Medford, Ore. officials defended the distributors’ First Amendment rights when citizens complained and said they would not be pursuing any legal action against distributors. City police said that they received some complaints about the language, which is protected under the First Amendment, the AP reports. Lt. Justin Ivens told the AP that the department is “not even going to get involved in it.”
Five Medford residents complained to the Medford City Council about the fliers, according to Oregon TV station KTVL. While Mayor Gary Wheeler defended the First Amendment’s freedom of speech, he added that the city doesn’t support the fliers’ message. “The City of Medford values diversity and condemns hate,” he said.

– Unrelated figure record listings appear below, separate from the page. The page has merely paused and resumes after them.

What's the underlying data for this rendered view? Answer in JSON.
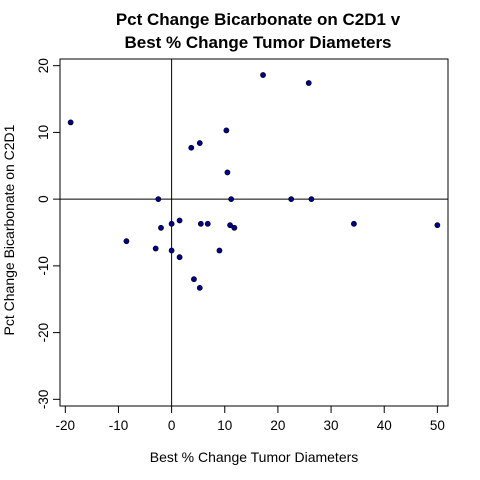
{
  "chart_data": {
    "type": "scatter",
    "title_lines": [
      "Pct Change Bicarbonate on C2D1 v",
      "Best % Change Tumor Diameters"
    ],
    "xlabel": "Best % Change Tumor Diameters",
    "ylabel": "Pct Change Bicarbonate on C2D1",
    "xlim": [
      -21,
      52
    ],
    "ylim": [
      -31,
      21
    ],
    "x_ticks": [
      -20,
      -10,
      0,
      10,
      20,
      30,
      40,
      50
    ],
    "y_ticks": [
      -30,
      -20,
      -10,
      0,
      10,
      20
    ],
    "reference_lines": {
      "x": 0,
      "y": 0
    },
    "point_color": "#00008B",
    "points": [
      {
        "x": -19.0,
        "y": 11.5
      },
      {
        "x": -8.5,
        "y": -6.3
      },
      {
        "x": -3.0,
        "y": -7.4
      },
      {
        "x": -2.5,
        "y": 0.0
      },
      {
        "x": -2.0,
        "y": -4.3
      },
      {
        "x": 0.0,
        "y": -3.7
      },
      {
        "x": 0.0,
        "y": -7.7
      },
      {
        "x": 1.5,
        "y": -3.2
      },
      {
        "x": 1.5,
        "y": -8.7
      },
      {
        "x": 3.7,
        "y": 7.7
      },
      {
        "x": 4.2,
        "y": -12.0
      },
      {
        "x": 5.3,
        "y": 8.4
      },
      {
        "x": 5.3,
        "y": -13.3
      },
      {
        "x": 5.5,
        "y": -3.7
      },
      {
        "x": 6.8,
        "y": -3.7
      },
      {
        "x": 9.0,
        "y": -7.7
      },
      {
        "x": 10.3,
        "y": 10.3
      },
      {
        "x": 10.5,
        "y": 4.0
      },
      {
        "x": 11.0,
        "y": -3.9
      },
      {
        "x": 11.2,
        "y": 0.0
      },
      {
        "x": 11.8,
        "y": -4.3
      },
      {
        "x": 17.2,
        "y": 18.6
      },
      {
        "x": 22.5,
        "y": 0.0
      },
      {
        "x": 25.8,
        "y": 17.4
      },
      {
        "x": 26.3,
        "y": 0.0
      },
      {
        "x": 34.3,
        "y": -3.7
      },
      {
        "x": 50.0,
        "y": -3.9
      }
    ]
  }
}
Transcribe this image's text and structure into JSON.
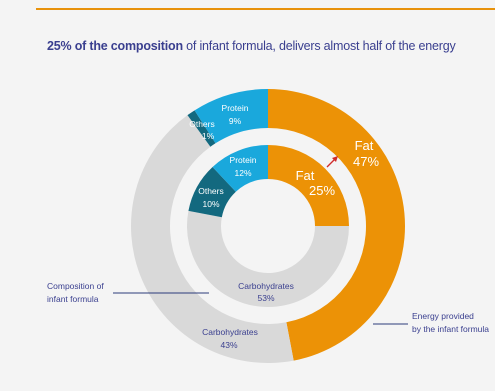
{
  "header": {
    "highlight": "25% of the composition",
    "rest": " of infant formula, delivers almost half of the energy"
  },
  "colors": {
    "fat": "#ec9206",
    "protein": "#1aa8dc",
    "others": "#13697f",
    "carbohydrates": "#d9d9d9",
    "accent_line": "#2c3b7a",
    "arrow": "#d02b2b",
    "rule": "#e8920b"
  },
  "chart_data": [
    {
      "type": "pie",
      "ring": "outer",
      "label": "Energy provided by the infant formula",
      "slices": [
        {
          "name": "Fat",
          "value": 47
        },
        {
          "name": "Carbohydrates",
          "value": 43
        },
        {
          "name": "Others",
          "value": 1
        },
        {
          "name": "Protein",
          "value": 9
        }
      ]
    },
    {
      "type": "pie",
      "ring": "inner",
      "label": "Composition of infant formula",
      "slices": [
        {
          "name": "Fat",
          "value": 25
        },
        {
          "name": "Carbohydrates",
          "value": 53
        },
        {
          "name": "Others",
          "value": 10
        },
        {
          "name": "Protein",
          "value": 12
        }
      ]
    }
  ],
  "labels": {
    "outer_fat_name": "Fat",
    "outer_fat_value": "47%",
    "outer_carb_name": "Carbohydrates",
    "outer_carb_value": "43%",
    "outer_others_name": "Others",
    "outer_others_value": "1%",
    "outer_protein_name": "Protein",
    "outer_protein_value": "9%",
    "inner_fat_name": "Fat",
    "inner_fat_value": "25%",
    "inner_carb_name": "Carbohydrates",
    "inner_carb_value": "53%",
    "inner_others_name": "Others",
    "inner_others_value": "10%",
    "inner_protein_name": "Protein",
    "inner_protein_value": "12%",
    "composition_line1": "Composition of",
    "composition_line2": "infant formula",
    "energy_line1": "Energy provided",
    "energy_line2": "by the infant formula"
  }
}
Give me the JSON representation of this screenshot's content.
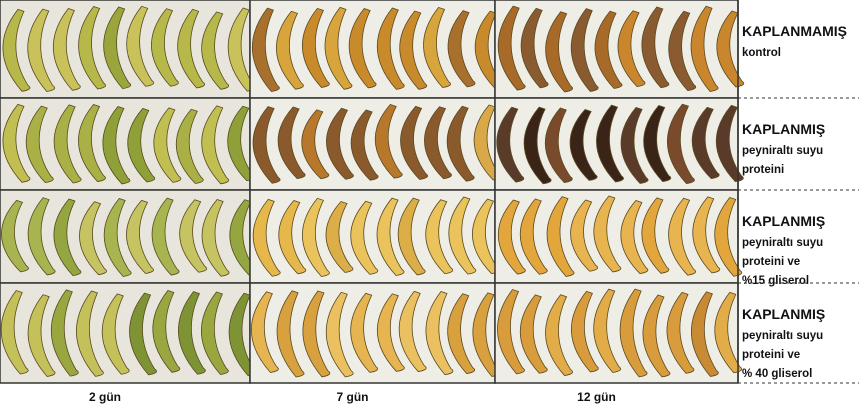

Earlier in May, a split Vermont Supreme Court overturned the 2016 conviction of a man who had left Klan fliers at the houses of two women of color, the Burlington Free Press reports. William Schenk had been charged with hate crime-enhanced disorderly conduct and was sentenced to 120 days in jail, but argued that the fliers were protected speech.
"We do recognize that any communication from the Ku Klux Klan complete with symbols of the Klan, particularly the burning cross, would raise concern and fear in a reasonable person who is a member of an ethnic or racial minority," the majority opinion states, per the Free Press. "We are not ruling today whether the Legislature can make criminal such action or has done so in a different statute."